Member of Parliament for Bunkpurugu/Yunyoo Constituency
- In office 7 January 2001 – 6 January 2005
- President: John Kufuor

Personal details
- Party: National Democratic Congress
- Profession: Politician

= Namburr Berrick =

Ghanaian politician

Namburr Berrick is a Ghanaian politician and was the member of parliament for the Bunkpurugu/Yunyoo constituency in the Northern region of Ghana. He was a member of parliament in the 3rd parliament of the 4th republic of Ghana.

== Politics ==
Berrick is a member of the National Democratic Congress. He was elected as the member of parliament for the Bunkpurugu/Yunyoo constituency in the Northern region in the 3rd parliament of the 4th republic of Ghana. He was succeeded by Joseph Yaani Labik in the 2004 Ghanaian General elections.

In the 2016 elections, Berrick decided to part company with his former party the National Democratic Congress and contested as an independent parliamentary candidate.
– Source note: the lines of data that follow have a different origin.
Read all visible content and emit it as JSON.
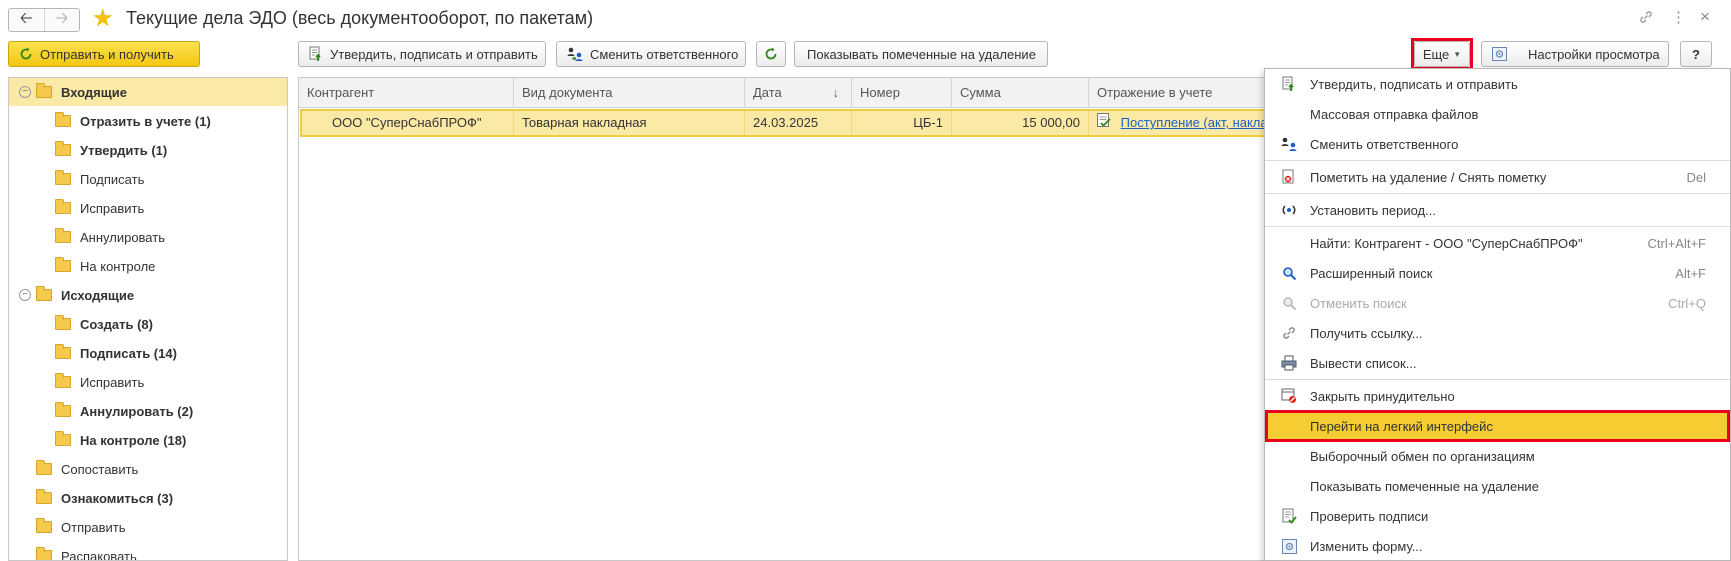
{
  "window": {
    "title": "Текущие дела ЭДО (весь документооборот, по пакетам)"
  },
  "toolbar": {
    "send_receive": "Отправить и получить",
    "approve_sign_send": "Утвердить, подписать и отправить",
    "change_responsible": "Сменить ответственного",
    "show_deleted": "Показывать помеченные на удаление",
    "more": "Еще",
    "view_settings": "Настройки просмотра",
    "help": "?"
  },
  "tree": [
    {
      "label": "Входящие",
      "level": 0,
      "bold": true,
      "selected": true,
      "collapsible": true
    },
    {
      "label": "Отразить в учете (1)",
      "level": 1,
      "bold": true
    },
    {
      "label": "Утвердить (1)",
      "level": 1,
      "bold": true
    },
    {
      "label": "Подписать",
      "level": 1,
      "bold": false
    },
    {
      "label": "Исправить",
      "level": 1,
      "bold": false
    },
    {
      "label": "Аннулировать",
      "level": 1,
      "bold": false
    },
    {
      "label": "На контроле",
      "level": 1,
      "bold": false
    },
    {
      "label": "Исходящие",
      "level": 0,
      "bold": true,
      "collapsible": true
    },
    {
      "label": "Создать (8)",
      "level": 1,
      "bold": true
    },
    {
      "label": "Подписать (14)",
      "level": 1,
      "bold": true
    },
    {
      "label": "Исправить",
      "level": 1,
      "bold": false
    },
    {
      "label": "Аннулировать (2)",
      "level": 1,
      "bold": true
    },
    {
      "label": "На контроле (18)",
      "level": 1,
      "bold": true
    },
    {
      "label": "Сопоставить",
      "level": 0,
      "bold": false
    },
    {
      "label": "Ознакомиться (3)",
      "level": 0,
      "bold": true
    },
    {
      "label": "Отправить",
      "level": 0,
      "bold": false
    },
    {
      "label": "Распаковать",
      "level": 0,
      "bold": false
    }
  ],
  "table": {
    "columns": [
      "Контрагент",
      "Вид документа",
      "Дата",
      "Номер",
      "Сумма",
      "Отражение в учете"
    ],
    "rows": [
      {
        "counterparty": "ООО \"СуперСнабПРОФ\"",
        "doc_type": "Товарная накладная",
        "date": "24.03.2025",
        "number": "ЦБ-1",
        "sum": "15 000,00",
        "accounting": "Поступление (акт, накладная"
      }
    ]
  },
  "menu": [
    {
      "label": "Утвердить, подписать и отправить",
      "icon": "approve-send-icon",
      "key": ""
    },
    {
      "label": "Массовая отправка файлов",
      "icon": "",
      "key": ""
    },
    {
      "label": "Сменить ответственного",
      "icon": "change-responsible-icon",
      "key": ""
    },
    {
      "sep": true
    },
    {
      "label": "Пометить на удаление / Снять пометку",
      "icon": "mark-delete-icon",
      "key": "Del"
    },
    {
      "sep": true
    },
    {
      "label": "Установить период...",
      "icon": "set-period-icon",
      "key": ""
    },
    {
      "sep": true
    },
    {
      "label": "Найти: Контрагент - ООО \"СуперСнабПРОФ\"",
      "icon": "",
      "key": "Ctrl+Alt+F"
    },
    {
      "label": "Расширенный поиск",
      "icon": "advanced-search-icon",
      "key": "Alt+F"
    },
    {
      "label": "Отменить поиск",
      "icon": "cancel-search-icon",
      "key": "Ctrl+Q",
      "disabled": true
    },
    {
      "label": "Получить ссылку...",
      "icon": "link-icon",
      "key": ""
    },
    {
      "label": "Вывести список...",
      "icon": "print-list-icon",
      "key": ""
    },
    {
      "sep": true
    },
    {
      "label": "Закрыть принудительно",
      "icon": "force-close-icon",
      "key": ""
    },
    {
      "label": "Перейти на легкий интерфейс",
      "icon": "",
      "key": "",
      "highlighted": true
    },
    {
      "label": "Выборочный обмен по организациям",
      "icon": "",
      "key": ""
    },
    {
      "label": "Показывать помеченные на удаление",
      "icon": "",
      "key": ""
    },
    {
      "label": "Проверить подписи",
      "icon": "check-signatures-icon",
      "key": ""
    },
    {
      "label": "Изменить форму...",
      "icon": "change-form-icon",
      "key": ""
    }
  ],
  "colors": {
    "accent_yellow": "#f5cc31",
    "selection": "#fbe9a6",
    "highlight_frame": "#e8001c",
    "link": "#1d5ec6"
  }
}
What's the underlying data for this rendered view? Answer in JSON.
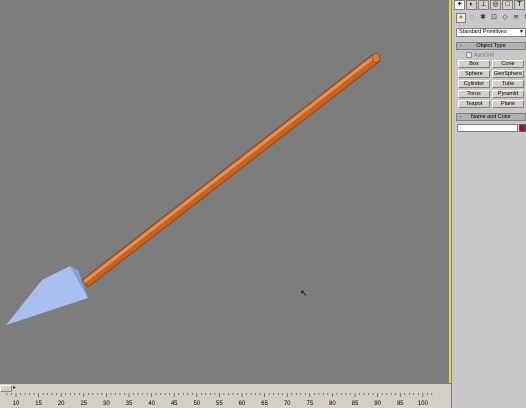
{
  "command_panel": {
    "tabs": [
      {
        "name": "create-tab-icon",
        "glyph": "✦",
        "active": true
      },
      {
        "name": "modify-tab-icon",
        "glyph": "◐",
        "active": false
      },
      {
        "name": "hierarchy-tab-icon",
        "glyph": "⊥",
        "active": false
      },
      {
        "name": "motion-tab-icon",
        "glyph": "◎",
        "active": false
      },
      {
        "name": "display-tab-icon",
        "glyph": "□",
        "active": false
      },
      {
        "name": "utilities-tab-icon",
        "glyph": "T",
        "active": false
      }
    ],
    "subtabs": [
      {
        "name": "geometry-icon",
        "glyph": "●",
        "active": true
      },
      {
        "name": "shapes-icon",
        "glyph": "◌",
        "active": false
      },
      {
        "name": "lights-icon",
        "glyph": "✱",
        "active": false
      },
      {
        "name": "cameras-icon",
        "glyph": "⊡",
        "active": false
      },
      {
        "name": "helpers-icon",
        "glyph": "◇",
        "active": false
      },
      {
        "name": "spacewarps-icon",
        "glyph": "≋",
        "active": false
      },
      {
        "name": "systems-icon",
        "glyph": "⚙",
        "active": false
      }
    ],
    "category_select": "Standard Primitives",
    "object_type": {
      "sign": "-",
      "title": "Object Type",
      "autogrid": "AutoGrid",
      "buttons": [
        "Box",
        "Cone",
        "Sphere",
        "GeoSphere",
        "Cylinder",
        "Tube",
        "Torus",
        "Pyramid",
        "Teapot",
        "Plane"
      ]
    },
    "name_and_color": {
      "sign": "-",
      "title": "Name and Color",
      "name_value": "",
      "color": "#a01040"
    }
  },
  "viewport": {
    "background": "#7d7d7d",
    "shaft_color": "#c8621e",
    "head_color": "#a8c0f0"
  },
  "timeline": {
    "ticks": [
      10,
      15,
      20,
      25,
      30,
      35,
      40,
      45,
      50,
      55,
      60,
      65,
      70,
      75,
      80,
      85,
      90,
      95,
      100
    ]
  }
}
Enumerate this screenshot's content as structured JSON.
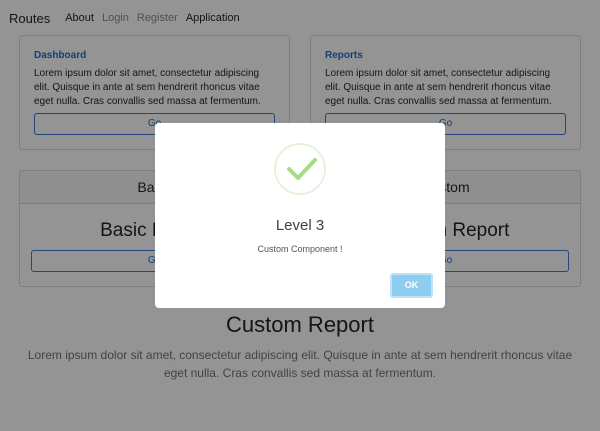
{
  "navbar": {
    "brand": "Routes",
    "links": [
      "About",
      "Login",
      "Register",
      "Application"
    ]
  },
  "top_cards": [
    {
      "title": "Dashboard",
      "text": "Lorem ipsum dolor sit amet, consectetur adipiscing elit. Quisque in ante at sem hendrerit rhoncus vitae eget nulla. Cras convallis sed massa at fermentum.",
      "button": "Go"
    },
    {
      "title": "Reports",
      "text": "Lorem ipsum dolor sit amet, consectetur adipiscing elit. Quisque in ante at sem hendrerit rhoncus vitae eget nulla. Cras convallis sed massa at fermentum.",
      "button": "Go"
    }
  ],
  "mid_cards": [
    {
      "header": "Basic",
      "title": "Basic Report",
      "button": "Go"
    },
    {
      "header": "Custom",
      "title": "Custom Report",
      "button": "Go"
    }
  ],
  "main": {
    "title": "Custom Report",
    "text": "Lorem ipsum dolor sit amet, consectetur adipiscing elit. Quisque in ante at sem hendrerit rhoncus vitae eget nulla. Cras convallis sed massa at fermentum."
  },
  "modal": {
    "icon": "success-check-icon",
    "title": "Level 3",
    "text": "Custom Component !",
    "ok_label": "OK"
  },
  "colors": {
    "link": "#1a6fd1",
    "ok_button": "#8ccdf0",
    "check": "#a5dc86"
  }
}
Berrick was elected as a member of parliament for the Bunkpurugu/Yunyoo constituency in the 2000 Ghanaian general elections. He was elected on the ticket of the National Democratic Congress. His constituency was a part of the 16 parliamentary seats out of 21 seats won by the National Democratic Congress in that election for the Northern Region. The National Democratic Congress won a minority total of 92 parliamentary seats out of 200 seats in the 3rd parliament of the 4th republic of Ghana.He was elected with 7,251 votes out of 29,139 total valid votes cast. This was equivalent to 25.80% of the total valid votes cast. He was elected over Labik Joseph Yaani and Elizabeth P. Poyari - two independent candidates, James Lamisi Nawang of the People's National Convention, David Dubique Konlaa of the New Patriotic Party, Thomas Akar Gyimah of the National Reform Party and Komong A. Elijah of the Convention People's Party. These obtained 6,206, 4,224, 3,779, 2,141and 304 votes respectively. These were equivalent to 22.10%, 15.00%, 15.00%, 13.40%, 7.60% and 1.10% respectively.